“Çocuğum artık beni dinlemiyor, söylediklerimi umursamıyor. Nerede yanlış yaptım?”
Bu cümleyi bugünlerde o kadar sık duyuyorum ki… Oysa mesele yalnızca çocuğun davranışları değil; duyulmayan bir annenin, görmezden gelinen bir babanın iç sesiyle yüzleşmesi.
Sosyolojinin usta isimlerinden Zygmunt Bauman, modern dünyadaki aile ilişkilerini şöyle özetlemişti:
“Bugünün ebeveynleri, çocuklarına hazır bir hayat sunamazlar. Sadece yön gösterebilirler. Fakat çoğu zaman o yön, kendi kaygılarıyla bulanıktır.”

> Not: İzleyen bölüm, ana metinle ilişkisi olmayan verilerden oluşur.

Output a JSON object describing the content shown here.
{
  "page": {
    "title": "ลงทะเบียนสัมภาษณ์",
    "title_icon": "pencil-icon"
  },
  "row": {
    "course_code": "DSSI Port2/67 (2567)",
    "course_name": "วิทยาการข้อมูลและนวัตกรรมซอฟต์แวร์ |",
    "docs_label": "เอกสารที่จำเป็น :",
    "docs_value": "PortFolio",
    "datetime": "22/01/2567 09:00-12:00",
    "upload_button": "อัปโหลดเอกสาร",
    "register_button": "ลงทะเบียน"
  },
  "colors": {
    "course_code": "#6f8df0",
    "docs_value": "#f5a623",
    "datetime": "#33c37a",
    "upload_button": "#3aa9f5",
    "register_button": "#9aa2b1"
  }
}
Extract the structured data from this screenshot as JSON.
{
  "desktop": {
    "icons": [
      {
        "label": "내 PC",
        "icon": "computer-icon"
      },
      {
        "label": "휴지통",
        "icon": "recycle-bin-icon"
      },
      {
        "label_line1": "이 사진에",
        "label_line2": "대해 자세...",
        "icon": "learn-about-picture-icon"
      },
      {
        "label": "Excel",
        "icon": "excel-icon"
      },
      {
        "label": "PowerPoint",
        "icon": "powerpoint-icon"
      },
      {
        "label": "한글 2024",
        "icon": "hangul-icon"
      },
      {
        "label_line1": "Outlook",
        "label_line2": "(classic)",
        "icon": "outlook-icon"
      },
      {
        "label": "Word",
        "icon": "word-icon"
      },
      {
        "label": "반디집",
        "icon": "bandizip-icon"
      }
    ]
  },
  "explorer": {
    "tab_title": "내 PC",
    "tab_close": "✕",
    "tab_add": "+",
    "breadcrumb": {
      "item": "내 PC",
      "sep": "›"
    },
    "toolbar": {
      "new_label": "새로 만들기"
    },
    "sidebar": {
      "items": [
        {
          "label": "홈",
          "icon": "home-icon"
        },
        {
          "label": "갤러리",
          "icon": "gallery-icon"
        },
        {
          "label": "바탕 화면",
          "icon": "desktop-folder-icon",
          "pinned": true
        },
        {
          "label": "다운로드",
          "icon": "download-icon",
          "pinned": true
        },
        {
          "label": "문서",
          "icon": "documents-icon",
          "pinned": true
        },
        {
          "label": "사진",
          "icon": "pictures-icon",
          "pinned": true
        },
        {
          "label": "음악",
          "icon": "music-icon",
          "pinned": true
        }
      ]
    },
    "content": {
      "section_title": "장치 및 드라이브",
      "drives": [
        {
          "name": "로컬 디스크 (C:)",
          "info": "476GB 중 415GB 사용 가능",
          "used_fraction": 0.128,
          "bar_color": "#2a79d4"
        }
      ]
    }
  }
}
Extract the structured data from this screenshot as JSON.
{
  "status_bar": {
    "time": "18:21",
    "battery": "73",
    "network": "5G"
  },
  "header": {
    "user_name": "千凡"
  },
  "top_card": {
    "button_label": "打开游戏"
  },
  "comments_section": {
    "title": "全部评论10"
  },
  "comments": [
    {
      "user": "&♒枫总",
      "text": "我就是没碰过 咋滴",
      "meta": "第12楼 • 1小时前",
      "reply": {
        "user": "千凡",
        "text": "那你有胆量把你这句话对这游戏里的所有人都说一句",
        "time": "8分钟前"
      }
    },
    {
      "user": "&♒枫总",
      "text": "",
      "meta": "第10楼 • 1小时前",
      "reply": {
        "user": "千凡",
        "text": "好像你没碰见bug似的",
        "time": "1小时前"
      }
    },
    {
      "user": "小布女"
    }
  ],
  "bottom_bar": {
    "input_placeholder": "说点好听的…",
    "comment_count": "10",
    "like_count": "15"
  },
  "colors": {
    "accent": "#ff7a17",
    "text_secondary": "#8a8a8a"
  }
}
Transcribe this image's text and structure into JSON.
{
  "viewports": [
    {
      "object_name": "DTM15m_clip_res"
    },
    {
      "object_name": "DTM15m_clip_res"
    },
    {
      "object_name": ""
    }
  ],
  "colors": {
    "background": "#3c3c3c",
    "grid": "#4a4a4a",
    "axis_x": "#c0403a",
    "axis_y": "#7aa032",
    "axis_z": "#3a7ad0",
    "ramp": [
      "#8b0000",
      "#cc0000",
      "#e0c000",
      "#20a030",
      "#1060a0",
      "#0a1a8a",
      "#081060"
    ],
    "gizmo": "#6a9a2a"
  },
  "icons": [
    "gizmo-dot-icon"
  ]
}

Bauman’ın bu sözleri, aslında birçok ebeveynin iç dünyasını da açığa çıkarıyor. Kaygılı anne babalar, çocuklarına sevgiyi sıkı disiplinle, ilgiyi denetimle karıştırarak sunabiliyor. Ve çocuk, bir yerden sonra yalnızca sesimizi değil, niyetimizi de duymamaya başlıyor.
Çocukla kurulan iletişim, emir-komutayla değil; güven ve eşlik üzerine inşa edilmelidir. Anthony Giddens’ın aile yapısına dair şu tespiti oldukça çarpıcıdır:
“Aile, artık yalnızca bir otorite alanı değil, karşılıklı müzakere alanıdır.”
Giddens’ın “müzakere” vurgusu, bize şunu hatırlatır: Çocuk artık yalnızca “itaat etmesi gereken bir birey” değil, düşüncesi olan, duygusu olan, kendine özgü bir kişidir. O halde ebeveynlik, sadece yön vermek değil; birlikte yürümek, dinlemek ve bazen de kendini yeniden tanımlamaktır.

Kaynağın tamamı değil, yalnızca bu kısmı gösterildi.